There is a misconception in comparing these three logics.
The temporal logic in both TLA+ and LTL is linear. TLA+ includes set theory, and the axioms of TLA+ are based on Zermelo-Fraenkel set theory. TLA+ syntactically enforces stutter-invariance (for ensuring that refinement is practical). LTL is a propositional logic.
CTL is drastically different from LTL, because CTL is a branching time logic, whereas LTL a linear time logic. A single sequence is a model for a linear-time formula. In contrast, a tree is a model for a branching-time formula. A sequence represents a single execution, whereas a tree represents many executions, that start at some state.
Path quantification is available in CTL, whereas absent from LTL. There's a common subset of LTL and CTL, but they are incomparable (= some properties are expressible in LTL only, others in CTL only). CTL* is their common superset.

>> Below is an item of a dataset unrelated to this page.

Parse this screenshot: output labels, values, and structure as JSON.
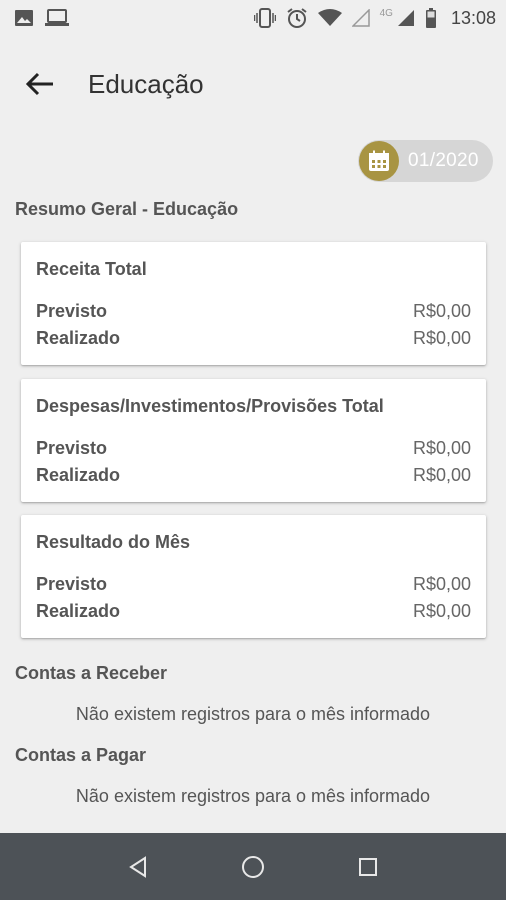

For the application that you sketch, linear-time semantics appears more suitable. I would recommend using TLA+, because it offers a good discipline for describing systems, and is temporally sufficiently expressive that you probably won't need LTL (the other way around: if you can't specify the system with a stutter-invariant formula in TLA+, then it's more likely that the system needs revision, rather than the full expressive power of LTL being necessary).
The TLA+ book is a very readable introduction.